22/06/2009

ah!, a aldeia, o ar livre, os passarinhos...


A versão sonora de City Girl, penúltima obra-prima de Murnau, está perdida para todo o sempre. Agora era o momento para o cinéfilo se queixar, clamando contra a vida injusta e madrasta para os génios, queixando-se de uma sociedade que tanto permite o desaparecimento de umas dezenas de filmes do Mizoguchi como o impedimento do Fernando Fragata de viajar até Guantánamo, por actividades cómico-terroristas audiovisuais. Ainda bem que está perdida, e espero que jamais a encontrem, e se a encontrarem, que a utilizem para reciclar. Não sei o que poderia acrescentar/complementar ao sublime silêncio desta obra, uma das últimas grandes do mudo. Começa com uma citação a Sunrise ("o mais belo filme de sempre", afirmação com toneladas de instituição em cima, hoje proferida com a mesma convicção de "o planeta Terra faz parte do Sistema Solar"), mas desta vez não não há dicotomia possível entre a santa pureza do rural e a corrupção moral da vil cidade; é porcaria humana por tudo quanto é sítio, dilacerando a comunhão matrimonial entre Charles Farrel e Mary Duncan (o mesmo par do magnífico The River, de Borzage, outro dos "mais belos filmes de sempre"). Ao chavascal do restaurante citadino, com os seus fumos e carcaças machistas empilhadas umas em cima das outras nos balcões, corresponde a rugosidade dos agriculturos na terrinha, homens que não vêm uma mulher jeitosa há cerca de duzentos anos.
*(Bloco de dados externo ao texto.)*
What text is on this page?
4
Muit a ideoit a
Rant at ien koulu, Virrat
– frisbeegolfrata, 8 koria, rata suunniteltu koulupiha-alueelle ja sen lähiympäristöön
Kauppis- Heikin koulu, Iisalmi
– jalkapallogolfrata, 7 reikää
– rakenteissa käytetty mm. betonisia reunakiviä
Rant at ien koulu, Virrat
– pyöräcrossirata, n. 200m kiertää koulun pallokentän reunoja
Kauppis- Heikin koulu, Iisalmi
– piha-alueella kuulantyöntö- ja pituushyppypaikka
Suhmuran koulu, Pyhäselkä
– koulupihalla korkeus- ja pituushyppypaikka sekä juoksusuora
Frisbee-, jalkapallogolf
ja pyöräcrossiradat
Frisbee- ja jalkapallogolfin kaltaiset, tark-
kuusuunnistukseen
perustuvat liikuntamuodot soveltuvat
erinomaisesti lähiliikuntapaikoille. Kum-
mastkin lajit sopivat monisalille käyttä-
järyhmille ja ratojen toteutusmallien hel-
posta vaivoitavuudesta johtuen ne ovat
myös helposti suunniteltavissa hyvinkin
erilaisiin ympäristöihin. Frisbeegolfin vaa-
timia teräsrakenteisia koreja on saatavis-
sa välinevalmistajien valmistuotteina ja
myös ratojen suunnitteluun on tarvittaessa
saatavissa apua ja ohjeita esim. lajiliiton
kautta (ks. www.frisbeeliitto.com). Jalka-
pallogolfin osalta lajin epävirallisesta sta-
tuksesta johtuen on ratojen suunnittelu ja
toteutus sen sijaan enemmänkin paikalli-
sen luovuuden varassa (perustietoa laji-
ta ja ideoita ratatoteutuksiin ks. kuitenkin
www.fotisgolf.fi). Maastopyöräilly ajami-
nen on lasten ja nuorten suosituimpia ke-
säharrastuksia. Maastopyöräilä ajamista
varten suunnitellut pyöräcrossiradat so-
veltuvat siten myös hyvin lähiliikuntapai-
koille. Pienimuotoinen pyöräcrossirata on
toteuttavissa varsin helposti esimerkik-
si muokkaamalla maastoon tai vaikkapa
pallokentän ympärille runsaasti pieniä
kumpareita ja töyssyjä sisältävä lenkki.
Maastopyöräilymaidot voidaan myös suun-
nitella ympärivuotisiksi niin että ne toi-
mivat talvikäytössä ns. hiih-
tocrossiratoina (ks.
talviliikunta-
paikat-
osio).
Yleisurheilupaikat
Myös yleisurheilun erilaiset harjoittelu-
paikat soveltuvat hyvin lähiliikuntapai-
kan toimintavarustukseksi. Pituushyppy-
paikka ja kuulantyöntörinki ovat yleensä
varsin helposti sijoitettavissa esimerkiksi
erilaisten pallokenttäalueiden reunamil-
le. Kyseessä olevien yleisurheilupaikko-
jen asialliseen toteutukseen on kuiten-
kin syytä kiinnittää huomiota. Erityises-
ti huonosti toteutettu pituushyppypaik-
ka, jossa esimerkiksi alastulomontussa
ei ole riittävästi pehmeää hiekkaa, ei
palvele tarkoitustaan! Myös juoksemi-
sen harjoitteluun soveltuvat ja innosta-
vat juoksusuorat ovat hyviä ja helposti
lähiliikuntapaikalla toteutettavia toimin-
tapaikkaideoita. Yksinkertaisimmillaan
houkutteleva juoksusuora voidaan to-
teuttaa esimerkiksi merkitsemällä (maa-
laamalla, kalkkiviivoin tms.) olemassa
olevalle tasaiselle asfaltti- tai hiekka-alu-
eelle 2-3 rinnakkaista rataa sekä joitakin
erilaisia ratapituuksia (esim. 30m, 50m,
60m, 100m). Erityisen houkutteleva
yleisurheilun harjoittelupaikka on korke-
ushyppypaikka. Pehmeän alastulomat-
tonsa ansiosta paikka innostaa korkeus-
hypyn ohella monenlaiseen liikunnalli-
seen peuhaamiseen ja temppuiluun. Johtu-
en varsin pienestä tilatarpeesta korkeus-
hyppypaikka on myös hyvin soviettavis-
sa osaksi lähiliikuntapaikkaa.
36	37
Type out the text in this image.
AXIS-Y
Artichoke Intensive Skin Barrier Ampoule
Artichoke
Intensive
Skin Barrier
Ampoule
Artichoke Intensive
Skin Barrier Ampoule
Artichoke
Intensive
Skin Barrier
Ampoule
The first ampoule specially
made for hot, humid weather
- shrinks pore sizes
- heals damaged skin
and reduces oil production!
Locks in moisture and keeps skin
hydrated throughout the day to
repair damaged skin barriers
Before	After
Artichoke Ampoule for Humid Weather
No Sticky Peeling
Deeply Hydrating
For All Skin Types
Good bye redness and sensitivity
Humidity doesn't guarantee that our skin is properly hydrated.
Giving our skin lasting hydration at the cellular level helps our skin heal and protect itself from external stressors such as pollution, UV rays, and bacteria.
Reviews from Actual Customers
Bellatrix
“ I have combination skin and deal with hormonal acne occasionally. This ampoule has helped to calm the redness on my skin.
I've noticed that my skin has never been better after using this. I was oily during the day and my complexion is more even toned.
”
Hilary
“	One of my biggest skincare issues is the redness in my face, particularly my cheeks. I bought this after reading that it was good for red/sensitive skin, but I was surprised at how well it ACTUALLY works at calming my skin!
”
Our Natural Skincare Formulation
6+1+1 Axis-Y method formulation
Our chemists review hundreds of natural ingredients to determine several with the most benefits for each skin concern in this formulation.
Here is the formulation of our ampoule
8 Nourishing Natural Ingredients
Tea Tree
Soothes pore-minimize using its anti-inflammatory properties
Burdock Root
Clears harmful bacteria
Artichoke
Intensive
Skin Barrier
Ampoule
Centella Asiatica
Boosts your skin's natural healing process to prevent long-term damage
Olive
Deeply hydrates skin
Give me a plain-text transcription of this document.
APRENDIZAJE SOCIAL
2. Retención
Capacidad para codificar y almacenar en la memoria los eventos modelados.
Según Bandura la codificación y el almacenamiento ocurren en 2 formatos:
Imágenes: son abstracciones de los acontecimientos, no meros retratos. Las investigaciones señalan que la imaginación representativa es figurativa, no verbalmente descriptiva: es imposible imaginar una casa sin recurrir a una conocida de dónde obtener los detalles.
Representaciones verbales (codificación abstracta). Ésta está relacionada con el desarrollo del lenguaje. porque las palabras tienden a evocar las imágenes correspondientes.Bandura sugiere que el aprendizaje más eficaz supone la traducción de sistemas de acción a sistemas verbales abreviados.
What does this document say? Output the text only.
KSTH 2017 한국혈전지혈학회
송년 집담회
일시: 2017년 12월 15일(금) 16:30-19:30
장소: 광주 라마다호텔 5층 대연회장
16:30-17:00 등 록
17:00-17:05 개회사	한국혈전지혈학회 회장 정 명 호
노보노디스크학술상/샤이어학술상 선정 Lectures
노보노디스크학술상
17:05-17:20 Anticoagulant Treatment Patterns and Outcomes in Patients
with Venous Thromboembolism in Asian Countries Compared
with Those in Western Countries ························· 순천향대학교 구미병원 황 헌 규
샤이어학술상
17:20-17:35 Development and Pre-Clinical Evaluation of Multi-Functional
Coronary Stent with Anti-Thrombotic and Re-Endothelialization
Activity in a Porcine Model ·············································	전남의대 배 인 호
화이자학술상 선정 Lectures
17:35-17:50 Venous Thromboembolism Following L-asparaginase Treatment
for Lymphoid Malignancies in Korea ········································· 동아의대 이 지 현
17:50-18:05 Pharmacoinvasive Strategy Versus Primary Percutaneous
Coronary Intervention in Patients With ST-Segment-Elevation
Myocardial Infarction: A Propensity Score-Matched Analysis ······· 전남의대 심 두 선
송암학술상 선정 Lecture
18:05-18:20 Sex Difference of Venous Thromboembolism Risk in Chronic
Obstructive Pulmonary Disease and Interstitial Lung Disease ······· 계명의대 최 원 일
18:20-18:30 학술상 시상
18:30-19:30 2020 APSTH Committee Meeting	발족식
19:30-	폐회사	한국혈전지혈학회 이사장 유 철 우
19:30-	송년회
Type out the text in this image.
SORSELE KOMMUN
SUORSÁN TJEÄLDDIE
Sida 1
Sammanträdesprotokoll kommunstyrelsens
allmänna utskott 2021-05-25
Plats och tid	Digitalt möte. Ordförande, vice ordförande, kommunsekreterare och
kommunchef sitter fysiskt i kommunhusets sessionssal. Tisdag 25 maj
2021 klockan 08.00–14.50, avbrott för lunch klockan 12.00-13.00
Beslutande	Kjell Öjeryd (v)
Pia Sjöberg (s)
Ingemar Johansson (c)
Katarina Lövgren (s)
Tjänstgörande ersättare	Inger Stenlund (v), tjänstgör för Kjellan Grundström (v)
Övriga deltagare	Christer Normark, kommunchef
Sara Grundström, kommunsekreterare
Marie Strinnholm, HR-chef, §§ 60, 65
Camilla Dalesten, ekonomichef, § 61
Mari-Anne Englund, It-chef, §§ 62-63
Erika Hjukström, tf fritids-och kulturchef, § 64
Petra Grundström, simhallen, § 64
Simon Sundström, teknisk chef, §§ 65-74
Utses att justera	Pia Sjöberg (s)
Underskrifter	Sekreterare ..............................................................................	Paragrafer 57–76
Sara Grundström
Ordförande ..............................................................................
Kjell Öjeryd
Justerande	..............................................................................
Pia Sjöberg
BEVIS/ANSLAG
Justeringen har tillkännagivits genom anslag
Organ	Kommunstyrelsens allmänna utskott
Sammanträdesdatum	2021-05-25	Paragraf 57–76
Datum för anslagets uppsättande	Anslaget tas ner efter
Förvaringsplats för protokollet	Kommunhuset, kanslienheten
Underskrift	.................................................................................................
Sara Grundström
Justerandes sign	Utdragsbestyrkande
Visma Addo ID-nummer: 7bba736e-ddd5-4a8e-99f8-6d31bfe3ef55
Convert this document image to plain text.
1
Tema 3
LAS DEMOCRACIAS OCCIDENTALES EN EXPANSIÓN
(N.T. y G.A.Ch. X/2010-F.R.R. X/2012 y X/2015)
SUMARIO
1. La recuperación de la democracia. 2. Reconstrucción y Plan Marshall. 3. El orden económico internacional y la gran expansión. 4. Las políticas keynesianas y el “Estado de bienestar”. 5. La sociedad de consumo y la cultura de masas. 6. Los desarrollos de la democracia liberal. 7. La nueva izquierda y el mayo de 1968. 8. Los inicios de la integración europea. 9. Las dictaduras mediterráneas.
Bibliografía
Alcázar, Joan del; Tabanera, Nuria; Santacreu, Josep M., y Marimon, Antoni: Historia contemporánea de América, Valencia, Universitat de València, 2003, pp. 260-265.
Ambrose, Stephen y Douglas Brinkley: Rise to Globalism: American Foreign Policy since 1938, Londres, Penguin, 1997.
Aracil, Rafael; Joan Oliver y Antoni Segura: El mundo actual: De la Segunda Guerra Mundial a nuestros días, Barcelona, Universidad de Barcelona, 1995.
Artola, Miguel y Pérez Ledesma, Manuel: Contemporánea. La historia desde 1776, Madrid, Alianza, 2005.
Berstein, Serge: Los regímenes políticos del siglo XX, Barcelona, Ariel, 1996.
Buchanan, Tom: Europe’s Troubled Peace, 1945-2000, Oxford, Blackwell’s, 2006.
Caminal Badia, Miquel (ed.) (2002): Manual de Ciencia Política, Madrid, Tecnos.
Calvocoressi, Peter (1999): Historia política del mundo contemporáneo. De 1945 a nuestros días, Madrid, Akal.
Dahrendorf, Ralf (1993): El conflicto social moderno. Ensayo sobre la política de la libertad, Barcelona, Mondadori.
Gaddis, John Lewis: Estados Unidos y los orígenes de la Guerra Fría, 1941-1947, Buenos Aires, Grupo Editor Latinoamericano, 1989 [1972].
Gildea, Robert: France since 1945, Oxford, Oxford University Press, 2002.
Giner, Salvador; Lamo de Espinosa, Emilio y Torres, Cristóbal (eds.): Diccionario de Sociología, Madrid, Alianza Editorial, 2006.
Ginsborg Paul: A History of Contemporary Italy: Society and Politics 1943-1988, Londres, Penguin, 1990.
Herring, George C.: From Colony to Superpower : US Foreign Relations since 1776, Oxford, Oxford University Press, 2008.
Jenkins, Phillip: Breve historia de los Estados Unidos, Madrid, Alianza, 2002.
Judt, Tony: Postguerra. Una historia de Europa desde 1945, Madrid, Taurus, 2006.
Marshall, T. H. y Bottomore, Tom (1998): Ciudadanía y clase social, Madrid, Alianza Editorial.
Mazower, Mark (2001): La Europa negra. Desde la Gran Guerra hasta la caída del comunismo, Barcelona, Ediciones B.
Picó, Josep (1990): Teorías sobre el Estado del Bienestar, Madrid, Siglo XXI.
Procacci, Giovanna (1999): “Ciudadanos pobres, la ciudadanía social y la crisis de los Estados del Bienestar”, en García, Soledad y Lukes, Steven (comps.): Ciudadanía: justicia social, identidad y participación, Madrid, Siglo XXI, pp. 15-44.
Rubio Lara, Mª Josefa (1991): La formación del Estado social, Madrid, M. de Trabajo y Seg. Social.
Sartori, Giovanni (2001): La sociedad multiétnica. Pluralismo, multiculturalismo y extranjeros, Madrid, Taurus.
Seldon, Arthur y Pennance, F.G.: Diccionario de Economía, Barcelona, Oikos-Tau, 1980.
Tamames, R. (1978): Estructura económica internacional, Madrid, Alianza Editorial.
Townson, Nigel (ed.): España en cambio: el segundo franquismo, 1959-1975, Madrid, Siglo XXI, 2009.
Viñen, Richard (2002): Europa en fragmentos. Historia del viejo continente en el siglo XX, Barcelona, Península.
O alemão constrói uma dramaturgia pura, baseada nos mais simples contrastes das emoções humanas, bem exemplificada numa dezena de minutos de pasmoso rigor visual, desde a sequência em que os pombinhos correm por campos de trigo (quero libertar o cinema do palco e do mundo) até ao momento em que Duncan se confronta com o pai de Farrel; em pouco tempo, viajou-se de um espectro ao outro da dimensão humana, com um punhado de folhas a simbolizarem essa mesma viagem. Pondo as coisas em pratos limpos: City Girl é de uma devastação emocional que porá a chorar o José Mourinho. Dois anos depois, morria o seu criador, adequadamente numa altura em que a sofisticação do mundo batia as botas. O cinema tinha acabado, segundo nos reportou na altura Alberto Seixas Santos.